Rabbiner Orantes und Llinarez gehören zu den treibenden Kräften in der rund 30 Mitglieder zählenden Gemeinde. Jahrelang hatten sie Schwierigkeiten, einen Rabbiner zu finden. »Auf viele Briefe erhielt ich noch nicht einmal eine Antwort«, sagt Orantes mit bitterer Miene. Er fühlt sich geschnitten von den wohlhabenden Kreisen der jüdischen Gemeinschaft im Land. Die seien ein wenig arrogant, mehrheitlich weiß und wollen mit den aus einfachen Verhältnissen stammenden Juden in der angemieteten Synagoge nichts zu tun haben, mutmaßt er.

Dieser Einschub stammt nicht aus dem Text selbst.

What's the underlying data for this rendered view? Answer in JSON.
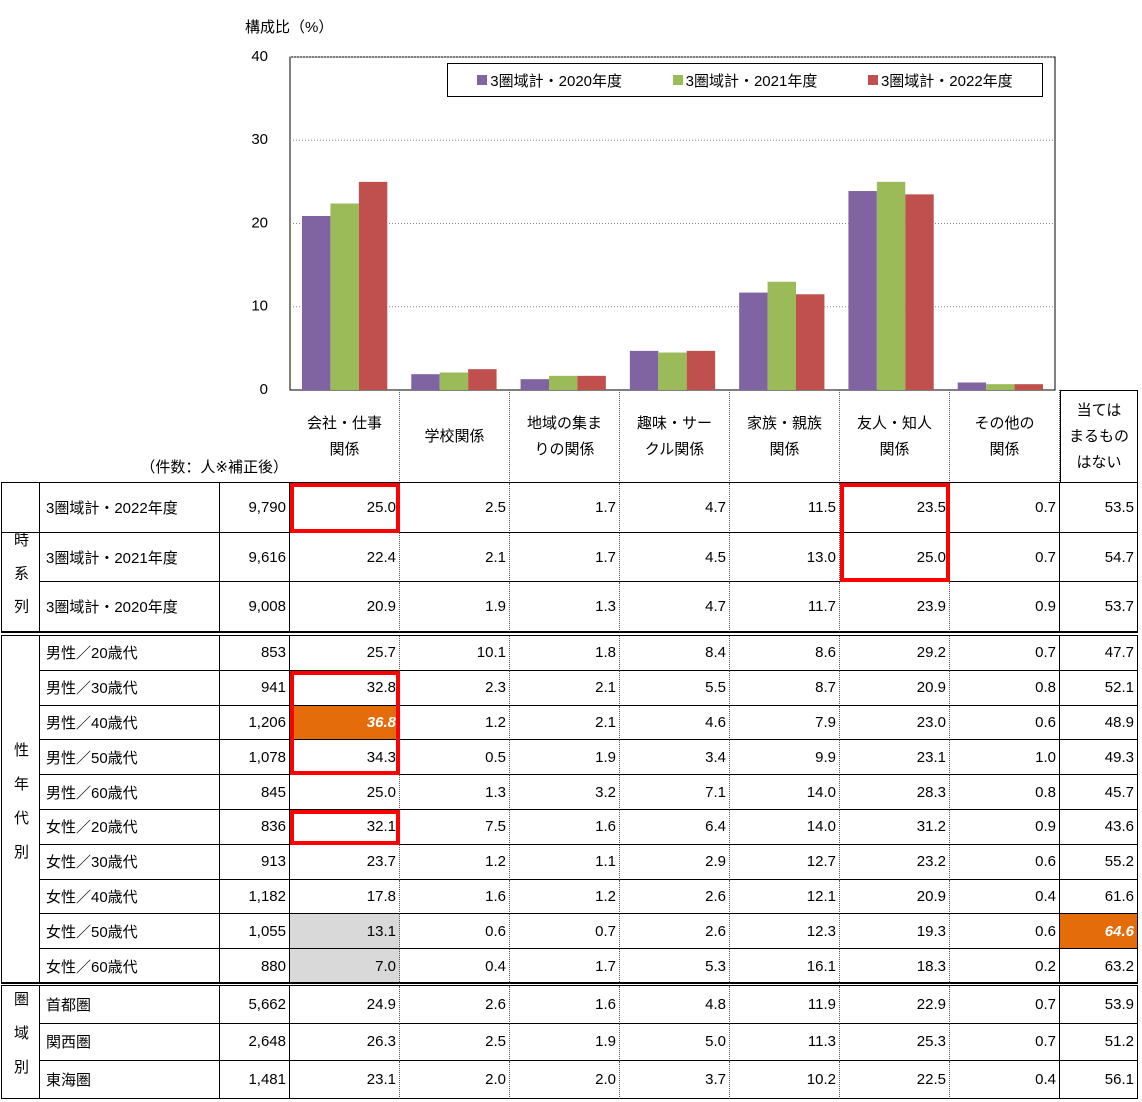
{
  "chart_data": {
    "type": "bar",
    "y_axis_label": "構成比（%）",
    "categories": [
      "会社・仕事\n関係",
      "学校関係",
      "地域の集ま\nりの関係",
      "趣味・サー\nクル関係",
      "家族・親族\n関係",
      "友人・知人\n関係",
      "その他の\n関係",
      "当ては\nまるもの\nはない"
    ],
    "series": [
      {
        "name": "3圏域計・2020年度",
        "color": "#8064a2",
        "values": [
          20.9,
          1.9,
          1.3,
          4.7,
          11.7,
          23.9,
          0.9,
          null
        ]
      },
      {
        "name": "3圏域計・2021年度",
        "color": "#9bbb59",
        "values": [
          22.4,
          2.1,
          1.7,
          4.5,
          13.0,
          25.0,
          0.7,
          null
        ]
      },
      {
        "name": "3圏域計・2022年度",
        "color": "#c0504d",
        "values": [
          25.0,
          2.5,
          1.7,
          4.7,
          11.5,
          23.5,
          0.7,
          null
        ]
      }
    ],
    "ylim": [
      0,
      40
    ],
    "yticks": [
      0,
      10,
      20,
      30,
      40
    ],
    "grid": true,
    "legend": "top-right"
  },
  "table": {
    "count_label": "（件数：人※補正後）",
    "groups": [
      {
        "rows": [
          [
            "3圏域計・2022年度",
            "9,790",
            "25.0",
            "2.5",
            "1.7",
            "4.7",
            "11.5",
            "23.5",
            "0.7",
            "53.5"
          ]
        ]
      },
      {
        "label": "時系列",
        "rows": [
          [
            "3圏域計・2021年度",
            "9,616",
            "22.4",
            "2.1",
            "1.7",
            "4.5",
            "13.0",
            "25.0",
            "0.7",
            "54.7"
          ],
          [
            "3圏域計・2020年度",
            "9,008",
            "20.9",
            "1.9",
            "1.3",
            "4.7",
            "11.7",
            "23.9",
            "0.9",
            "53.7"
          ]
        ]
      },
      {
        "label": "性年代別",
        "rows": [
          [
            "男性／20歳代",
            "853",
            "25.7",
            "10.1",
            "1.8",
            "8.4",
            "8.6",
            "29.2",
            "0.7",
            "47.7"
          ],
          [
            "男性／30歳代",
            "941",
            "32.8",
            "2.3",
            "2.1",
            "5.5",
            "8.7",
            "20.9",
            "0.8",
            "52.1"
          ],
          [
            "男性／40歳代",
            "1,206",
            "36.8",
            "1.2",
            "2.1",
            "4.6",
            "7.9",
            "23.0",
            "0.6",
            "48.9"
          ],
          [
            "男性／50歳代",
            "1,078",
            "34.3",
            "0.5",
            "1.9",
            "3.4",
            "9.9",
            "23.1",
            "1.0",
            "49.3"
          ],
          [
            "男性／60歳代",
            "845",
            "25.0",
            "1.3",
            "3.2",
            "7.1",
            "14.0",
            "28.3",
            "0.8",
            "45.7"
          ],
          [
            "女性／20歳代",
            "836",
            "32.1",
            "7.5",
            "1.6",
            "6.4",
            "14.0",
            "31.2",
            "0.9",
            "43.6"
          ],
          [
            "女性／30歳代",
            "913",
            "23.7",
            "1.2",
            "1.1",
            "2.9",
            "12.7",
            "23.2",
            "0.6",
            "55.2"
          ],
          [
            "女性／40歳代",
            "1,182",
            "17.8",
            "1.6",
            "1.2",
            "2.6",
            "12.1",
            "20.9",
            "0.4",
            "61.6"
          ],
          [
            "女性／50歳代",
            "1,055",
            "13.1",
            "0.6",
            "0.7",
            "2.6",
            "12.3",
            "19.3",
            "0.6",
            "64.6"
          ],
          [
            "女性／60歳代",
            "880",
            "7.0",
            "0.4",
            "1.7",
            "5.3",
            "16.1",
            "18.3",
            "0.2",
            "63.2"
          ]
        ]
      },
      {
        "label": "圏域別",
        "rows": [
          [
            "首都圏",
            "5,662",
            "24.9",
            "2.6",
            "1.6",
            "4.8",
            "11.9",
            "22.9",
            "0.7",
            "53.9"
          ],
          [
            "関西圏",
            "2,648",
            "26.3",
            "2.5",
            "1.9",
            "5.0",
            "11.3",
            "25.3",
            "0.7",
            "51.2"
          ],
          [
            "東海圏",
            "1,481",
            "23.1",
            "2.0",
            "2.0",
            "3.7",
            "10.2",
            "22.5",
            "0.4",
            "56.1"
          ]
        ]
      }
    ]
  }
}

Das hat den Start der kleinen Gemeinde erschwert. Es brauchte erst internationale Kontakte, um schließlich auch im eigenen Land anerkannt zu werden. Die World Union for Progressive Judaism (WUPJ) und Adrianne halfen dabei.
Die Kanadierin knüpfte im Anschluss an ihren Besuch in der 12. Avenida den Kontakt zu Elyse Goldstein. Sie ist Kanadas erste Rabbinerin – eine quirlige, herzliche Frau, die der Adat Israel hilft, wo sie kann. »Vor ungefähr zwei Jahren hat sie mich und meine Frau nach Mexiko eingeladen und damit unsere Gemeinde auf ein ganz neues Fundament gestellt«, sagt Álvaro Orantes. Dort saßen sie alsbald einigen WUPJ-Repräsentanten gegenüber, und wenig später war klar, dass die Gemeinde eine echte Chance auf Anerkennung hatte.
Schwestergemeinde Seit Juni 2013 ist Guatemalas erste Reformgemeinde offiziell registriert. Ein Novum ist auch, dass mit Elyse Goldstein erstmals eine Rabbinerin im Land aktiv ist. Die Kanadierin reist jedes Jahr für ein paar Wochen aus Toronto an und ist dann für alle religiösen Fragen ansprechbar. »Das funktioniert«, betont Orantes, aber er gibt offen zu, dass Adat Israel sich keinen eigenen Rabbiner leisten könnte. Ohne die Hilfe der Schwestergemeinde in Toronto, in der Elyse Goldstein amtiert, wäre auch die Miete für die kleine Synagoge kaum zu finanzieren.
Im ersten Stock hat Mario Llinarez eine kleine Bibliothek untergebracht, daneben gibt es ein Gästezimmer. »Wir sind schon weit gekommen«, sagt Llinarez. Er stöbert öfter in der Bibliothek und vergisst dabei manchmal die Zeit. Für ihn ist die kleine Synagoge in der 12. Avenida längst zu einem zweiten Zuhause geworden.